Kindle Unlimitedを契約しているので、その対象本から選ぶことも多いです。
小説は入れ替わりが激しいので、読みたい本が対象であればすかさず読むのがポイントです!
いろんな美女が出てきますよ~!
ルッキズム、美容整形がテーマのおすすめ小説5選
「カケラ」湊かなえ
美容外科医の橘久乃は幼なじみの志保から「やせたい」という相談を受ける。カウンセリング中に出てきたのは、太っていた同級生・横網八重子の思い出と、その娘の有羽が自殺したという情報だった。有羽は高校二年から徐々に学校に行かなくなり、卒業後、ドーナツがばらまかれた部屋で亡くなっているのが見つかったという。母が揚げるドーナツが大好物で、それが激太りの原因とも言われていた。もともと明るく運動神経もよかったというその少女は、なぜ死を選んだのか? 「美容整形」をテーマに、外見にまつわる固定観念や、人の幸せのありかを見つめる、心理ミステリー長編。 (出版書誌データベースより)

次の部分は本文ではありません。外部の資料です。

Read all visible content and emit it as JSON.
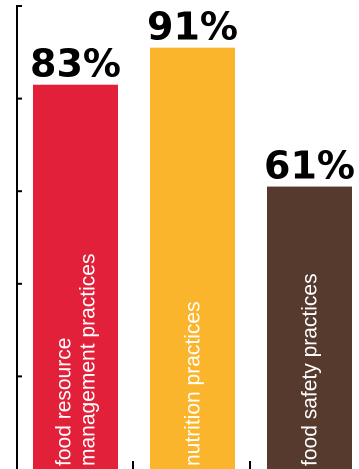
{
  "chart_data": {
    "type": "bar",
    "categories": [
      "food resource management practices",
      "nutrition practices",
      "food safety practices"
    ],
    "category_lines": [
      [
        "food resource",
        "management practices"
      ],
      [
        "nutrition practices"
      ],
      [
        "food safety practices"
      ]
    ],
    "values": [
      83,
      91,
      61
    ],
    "value_labels": [
      "83%",
      "91%",
      "61%"
    ],
    "colors": [
      "#e2203a",
      "#fbb52c",
      "#563a2d"
    ],
    "title": "",
    "xlabel": "",
    "ylabel": "",
    "ylim": [
      0,
      100
    ],
    "grid": false,
    "legend": "none"
  }
}
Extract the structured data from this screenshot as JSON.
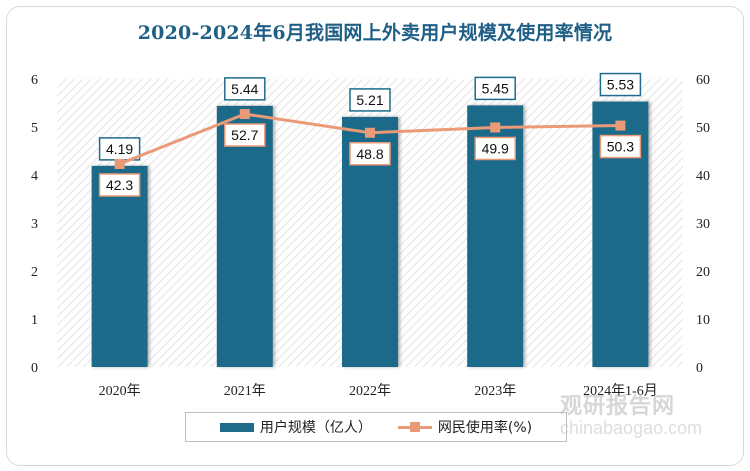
{
  "chart_data": {
    "type": "bar+line",
    "title": "2020-2024年6月我国网上外卖用户规模及使用率情况",
    "categories": [
      "2020年",
      "2021年",
      "2022年",
      "2023年",
      "2024年1-6月"
    ],
    "series": [
      {
        "name": "用户规模（亿人）",
        "type": "bar",
        "axis": "left",
        "values": [
          4.19,
          5.44,
          5.21,
          5.45,
          5.53
        ],
        "color": "#1f6b8a"
      },
      {
        "name": "网民使用率(%)",
        "type": "line",
        "axis": "right",
        "values": [
          42.3,
          52.7,
          48.8,
          49.9,
          50.3
        ],
        "color": "#eb9a77"
      }
    ],
    "y_left": {
      "min": 0,
      "max": 6,
      "ticks": [
        "0",
        "1",
        "2",
        "3",
        "4",
        "5",
        "6"
      ]
    },
    "y_right": {
      "min": 0,
      "max": 60,
      "ticks": [
        "0",
        "10",
        "20",
        "30",
        "40",
        "50",
        "60"
      ]
    },
    "grid": false,
    "legend": "bottom"
  },
  "watermark": {
    "cn": "观研报告网",
    "en": "chinabaogao.com"
  }
}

湊かなえさんが美容整形について書かれた小説ということで文庫化を楽しみにしていました。章がそれぞれ関係者の独白になっていて、それぞれの事情や主観から見た情報を繋ぎ合わせながらひとつの自殺事件の全貌を紐解いていく構成です。この関係者たちが、好き勝手なことをしゃべるしゃべる(笑)事件の話と事件に関係ない話が半々くらいで、一気に読まないと何を読まされているのかわからなくなります。めちゃくちゃ喋るご近所さんの話に付き合わされてる感じ。人々の価値観の押し付けやエゴの描写が生々しいだけに、ときにそれらが連鎖して誰かを死に至らしめるというストーリーには重みを感じました。物語の構成上、一人称視点である橘久乃の人間性が掴みづらく、ラストも真相がわかりやすく解明される感じではないので、ミステリーとしての読後感はあまりスッキリしない一冊です。
人物描写の解像度:★★★★★
読了後の満足度:★☆☆☆☆
また読み返したい度:★★★☆☆
「モンスター」百田尚樹
誰もが魅了される絶世の美女・未帆。しかし彼女の顔はかつて畸形的なまでに醜かった。莫大な金額をかけて徹底的に整形し、変身を遂げたのは何のためか。『永遠の0』の著者、最大の問題作!(出版書誌データベースより)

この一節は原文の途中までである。